Last night was fun. An unheralded and unranked Tennessee Vols basketball team defeated the future NBA player laden Kentucky Wildcats. Kentucky fans will point the rafters in Rupp Arena and their historical dominance over the Vols in an effort to soothe their pain. That’s fine. It’s not the first time a fanbase resorted to the past to feel better about a present loss and it won’t be the last. Whatever makes you feel better…As a Vols football fan, that’s about all we’ve been able to do for the better part of a decade. Nonetheless, last night was fun.
In the aftermath of a ballgame, as it so often happens for me, my view shifts from the sport to my life. One of the things I love about sports is the many life and leadership lessons found within the details. Last night’s 82-80 win over the “one and doners” of Kentucky was no different. (I like referencing the win and reserve the right to do so several more times in this blog.) Last night’s lesson was not so much found in the underdog victory, tenacious determination or belief against the odds. I noticed something from John Calipari (the coach who lost to the Vols last night 82-80…there it goes again).
To be honest, my perception of Calipari is he is about as trustworthy as a rattlesnake…but that’s not fair. I have never met the man and he has never harmed me in any way. But isn’t it the right of a fan to revile an opposing coach even if they are a saint? After all, where do christian ethics fit into fandom? (Please notice my tongue squarely imbedded into my cheek here.) In the post game press conference Caliper made this statement:
“Tennessee was better than us tonight. They deserved to win the game. It would’ve been a shame if we hit a late 3 and won it.”
On the surface, this is a patently absurd statement for a coach to make. However, in the context of the entire press conference and Calipari’s coaching history, something valuable is revealed. Kentucky plays for Final Fours and National Titles. In the grand scope of Kentucky basketball, losing to Tennessee 82-80 (wink) is rather meaningless.

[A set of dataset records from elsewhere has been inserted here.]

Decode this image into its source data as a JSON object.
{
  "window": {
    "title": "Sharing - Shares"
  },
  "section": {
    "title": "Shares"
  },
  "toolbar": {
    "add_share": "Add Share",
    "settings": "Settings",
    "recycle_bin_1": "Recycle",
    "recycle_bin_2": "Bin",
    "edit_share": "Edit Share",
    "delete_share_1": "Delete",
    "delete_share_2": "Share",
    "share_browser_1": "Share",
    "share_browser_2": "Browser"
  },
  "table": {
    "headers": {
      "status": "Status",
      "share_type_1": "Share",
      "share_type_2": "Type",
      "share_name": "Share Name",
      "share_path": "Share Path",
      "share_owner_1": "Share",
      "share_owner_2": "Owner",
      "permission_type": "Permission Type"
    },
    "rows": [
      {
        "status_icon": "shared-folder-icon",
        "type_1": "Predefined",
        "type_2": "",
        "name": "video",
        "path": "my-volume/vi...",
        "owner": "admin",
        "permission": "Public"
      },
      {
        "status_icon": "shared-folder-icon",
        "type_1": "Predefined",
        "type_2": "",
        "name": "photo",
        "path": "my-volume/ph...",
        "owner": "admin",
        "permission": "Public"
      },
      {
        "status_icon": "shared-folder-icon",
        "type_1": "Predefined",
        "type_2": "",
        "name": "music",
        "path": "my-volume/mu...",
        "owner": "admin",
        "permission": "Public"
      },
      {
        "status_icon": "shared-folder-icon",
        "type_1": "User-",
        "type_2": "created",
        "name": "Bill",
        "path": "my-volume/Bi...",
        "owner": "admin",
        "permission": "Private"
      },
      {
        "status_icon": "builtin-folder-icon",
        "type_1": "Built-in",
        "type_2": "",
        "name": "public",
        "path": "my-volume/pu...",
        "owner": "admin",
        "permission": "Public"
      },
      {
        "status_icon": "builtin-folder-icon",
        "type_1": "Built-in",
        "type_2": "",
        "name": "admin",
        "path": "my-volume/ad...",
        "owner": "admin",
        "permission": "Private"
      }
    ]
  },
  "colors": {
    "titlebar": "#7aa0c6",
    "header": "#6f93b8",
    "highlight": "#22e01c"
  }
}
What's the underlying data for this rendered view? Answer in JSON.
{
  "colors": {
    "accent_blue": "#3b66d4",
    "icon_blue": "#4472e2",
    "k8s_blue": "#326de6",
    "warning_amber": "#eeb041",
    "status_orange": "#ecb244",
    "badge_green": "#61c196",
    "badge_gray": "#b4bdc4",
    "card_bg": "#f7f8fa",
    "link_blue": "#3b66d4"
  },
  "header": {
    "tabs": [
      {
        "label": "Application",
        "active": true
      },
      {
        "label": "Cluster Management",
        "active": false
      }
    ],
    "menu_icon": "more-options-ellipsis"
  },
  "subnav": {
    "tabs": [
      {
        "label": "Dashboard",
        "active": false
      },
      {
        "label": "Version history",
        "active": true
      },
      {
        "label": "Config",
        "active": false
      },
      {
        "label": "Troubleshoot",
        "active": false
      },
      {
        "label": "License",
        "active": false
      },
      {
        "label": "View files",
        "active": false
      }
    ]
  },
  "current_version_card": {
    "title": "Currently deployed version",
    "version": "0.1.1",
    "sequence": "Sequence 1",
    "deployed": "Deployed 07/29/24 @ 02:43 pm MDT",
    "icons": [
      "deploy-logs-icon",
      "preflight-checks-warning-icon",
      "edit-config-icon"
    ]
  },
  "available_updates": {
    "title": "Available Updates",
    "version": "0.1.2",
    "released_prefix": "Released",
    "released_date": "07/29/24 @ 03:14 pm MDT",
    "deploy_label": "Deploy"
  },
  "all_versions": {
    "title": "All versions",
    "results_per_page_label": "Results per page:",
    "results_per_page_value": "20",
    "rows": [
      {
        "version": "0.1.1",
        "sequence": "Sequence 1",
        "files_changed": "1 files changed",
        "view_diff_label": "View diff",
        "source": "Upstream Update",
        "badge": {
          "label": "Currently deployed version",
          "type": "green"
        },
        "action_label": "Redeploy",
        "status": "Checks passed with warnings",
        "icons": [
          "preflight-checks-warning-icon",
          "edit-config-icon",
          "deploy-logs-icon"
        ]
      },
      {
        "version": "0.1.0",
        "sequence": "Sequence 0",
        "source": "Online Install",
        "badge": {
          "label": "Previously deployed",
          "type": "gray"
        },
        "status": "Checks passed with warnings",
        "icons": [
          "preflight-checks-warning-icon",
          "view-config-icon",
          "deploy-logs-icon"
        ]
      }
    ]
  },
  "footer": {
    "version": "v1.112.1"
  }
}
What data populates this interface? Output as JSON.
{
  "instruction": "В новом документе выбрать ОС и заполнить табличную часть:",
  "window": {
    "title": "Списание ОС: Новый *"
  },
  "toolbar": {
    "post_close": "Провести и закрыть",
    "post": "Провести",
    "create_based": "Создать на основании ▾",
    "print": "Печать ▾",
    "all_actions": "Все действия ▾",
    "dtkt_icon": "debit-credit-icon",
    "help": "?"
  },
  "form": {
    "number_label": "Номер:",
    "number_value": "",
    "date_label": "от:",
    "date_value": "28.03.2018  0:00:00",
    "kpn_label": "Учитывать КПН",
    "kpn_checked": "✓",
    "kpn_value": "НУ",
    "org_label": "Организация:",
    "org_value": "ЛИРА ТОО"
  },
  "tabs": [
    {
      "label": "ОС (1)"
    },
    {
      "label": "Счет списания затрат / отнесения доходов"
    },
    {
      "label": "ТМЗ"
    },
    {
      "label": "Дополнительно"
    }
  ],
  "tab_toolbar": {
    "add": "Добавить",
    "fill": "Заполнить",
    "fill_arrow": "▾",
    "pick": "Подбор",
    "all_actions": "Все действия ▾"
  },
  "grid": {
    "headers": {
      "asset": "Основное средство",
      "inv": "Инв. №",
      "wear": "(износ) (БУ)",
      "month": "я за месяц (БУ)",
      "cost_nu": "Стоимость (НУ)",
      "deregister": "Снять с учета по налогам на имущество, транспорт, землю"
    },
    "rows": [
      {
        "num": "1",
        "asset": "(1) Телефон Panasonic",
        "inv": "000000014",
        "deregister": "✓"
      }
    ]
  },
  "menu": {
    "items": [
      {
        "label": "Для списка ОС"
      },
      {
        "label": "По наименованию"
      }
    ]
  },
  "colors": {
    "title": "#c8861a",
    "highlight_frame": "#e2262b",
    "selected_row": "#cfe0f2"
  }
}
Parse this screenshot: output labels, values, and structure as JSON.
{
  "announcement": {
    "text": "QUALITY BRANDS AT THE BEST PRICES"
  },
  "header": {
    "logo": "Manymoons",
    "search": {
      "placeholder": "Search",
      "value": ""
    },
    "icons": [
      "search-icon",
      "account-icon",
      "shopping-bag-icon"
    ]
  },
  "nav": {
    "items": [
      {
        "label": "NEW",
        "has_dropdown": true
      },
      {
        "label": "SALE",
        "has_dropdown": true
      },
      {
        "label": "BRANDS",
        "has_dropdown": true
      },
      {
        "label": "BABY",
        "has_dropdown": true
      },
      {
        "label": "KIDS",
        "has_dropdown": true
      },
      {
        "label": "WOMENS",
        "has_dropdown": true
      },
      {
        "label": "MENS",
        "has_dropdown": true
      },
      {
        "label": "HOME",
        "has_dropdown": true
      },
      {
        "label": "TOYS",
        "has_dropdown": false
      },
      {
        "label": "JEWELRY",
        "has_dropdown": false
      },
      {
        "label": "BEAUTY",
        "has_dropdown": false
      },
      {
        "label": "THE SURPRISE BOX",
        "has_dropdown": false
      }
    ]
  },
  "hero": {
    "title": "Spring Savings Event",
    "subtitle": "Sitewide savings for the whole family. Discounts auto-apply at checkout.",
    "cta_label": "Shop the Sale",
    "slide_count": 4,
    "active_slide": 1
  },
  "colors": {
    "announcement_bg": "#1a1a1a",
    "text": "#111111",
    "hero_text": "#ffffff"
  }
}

However, it can be valuable to him as a coach to use as a teaching moment. He could be apocalyptic about losing a game or he can keep his eyes to late March / early April and find value in the moment.
Perspective matters. A broad perspective is valuable. At times in life we are captives of the moment. We are so deeply invested in the here and now that every situation seems life or death, success or failure. As a leader, a follower of Jesus and a human we could take a cue from Calipari…yes, today matters…yes, today is a big deal. But there is a bigger picture, a greater prize. Today, whatever it holds, can be perceived as valuable if we keep our eyes and minds conscious of our own version of late March / early April. A loss today does not kill our tomorrow. It potentially serves as a means to that victorious end.